Security is our top priority
Built-in Security Features
Customer access points, also called API endpoints, allow secure HTTP access (HTTPS) so that you can establish secure communication sessions with your Cloud-A services using SSL/TLS.
You can control how accessible your instances are by configuring built-in firewall rules – from totally public to completely private, or somewhere in between. And when your instances reside within a Virtual Private Cloud (VPC) network, you can control egress as well as ingress.
The Cloud-A Virtual Private Cloud (VPC) service allows you to add another layer of network security to your instances by creating private subnets and even adding an IPsec VPN tunnel between your home network and your Cloud A VPC.
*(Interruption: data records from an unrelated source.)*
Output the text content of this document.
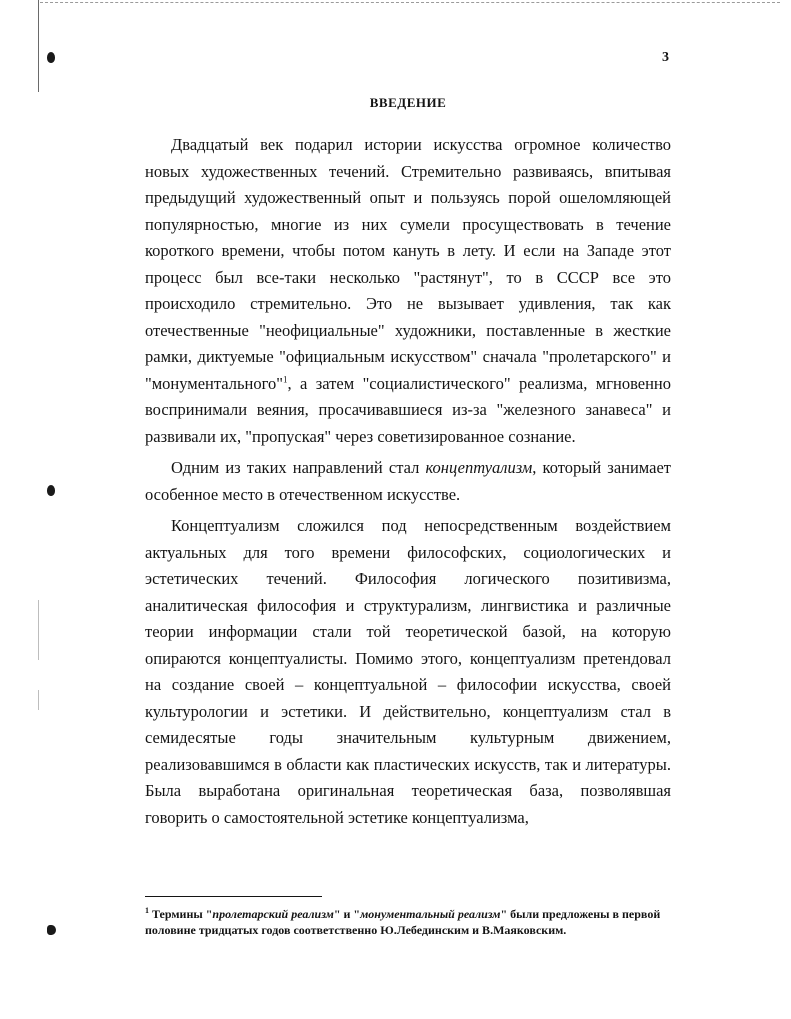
3
ВВЕДЕНИЕ

Двадцатый век подарил истории искусства огромное количество новых художественных течений. Стремительно развиваясь, впитывая предыдущий художественный опыт и пользуясь порой ошеломляющей популярностью, многие из них сумели просуществовать в течение короткого времени, чтобы потом кануть в лету. И если на Западе этот процесс был все-таки несколько "растянут", то в СССР все это происходило стремительно. Это не вызывает удивления, так как отечественные "неофициальные" художники, поставленные в жесткие рамки, диктуемые "официальным искусством" сначала "пролетарского" и "монументального"$^1$, а затем "социалистического" реализма, мгновенно воспринимали веяния, просачивавшиеся из-за "железного занавеса" и развивали их, "пропуская" через советизированное сознание.

Одним из таких направлений стал концептуализм, который занимает особенное место в отечественном искусстве.

Концептуализм сложился под непосредственным воздействием актуальных для того времени философских, социологических и эстетических течений. Философия логического позитивизма, аналитическая философия и структурализм, лингвистика и различные теории информации стали той теоретической базой, на которую опираются концептуалисты. Помимо этого, концептуализм претендовал на создание своей – концептуальной – философии искусства, своей культурологии и эстетики. И действительно, концептуализм стал в семидесятые годы значительным культурным движением, реализовавшимся в области как пластических искусств, так и литературы. Была выработана оригинальная теоретическая база, позволявшая говорить о самостоятельной эстетике концептуализма,

$^1$ Термины "пролетарский реализм" и "монументальный реализм" были предложены в первой половине тридцатых годов соответственно Ю.Лебединским и В.Маяковским.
Centralized key management
For customers who use encryption extensively and require strict control of their keys, we offer a convenient management option for creating and administering the keys used to encrypt your data, or access your servers.
Sharing the Security Responsibility
For IaaS services like Cloud-A compute instances and Swift bulk object storage, you have more control and therefore more configuration work to do. For compute instances, you’re responsible for patching the guest OS on the instances as well as any software you install on them, configuring the security group (firewall) that allows outside access to your instances, and setting up any VPC subnets that the instances reside within, etc. For Swift bulk object storage, you must set the access control policies for each of your storage buckets, set up encryption options for the stored data, and specify backup and archiving preferences.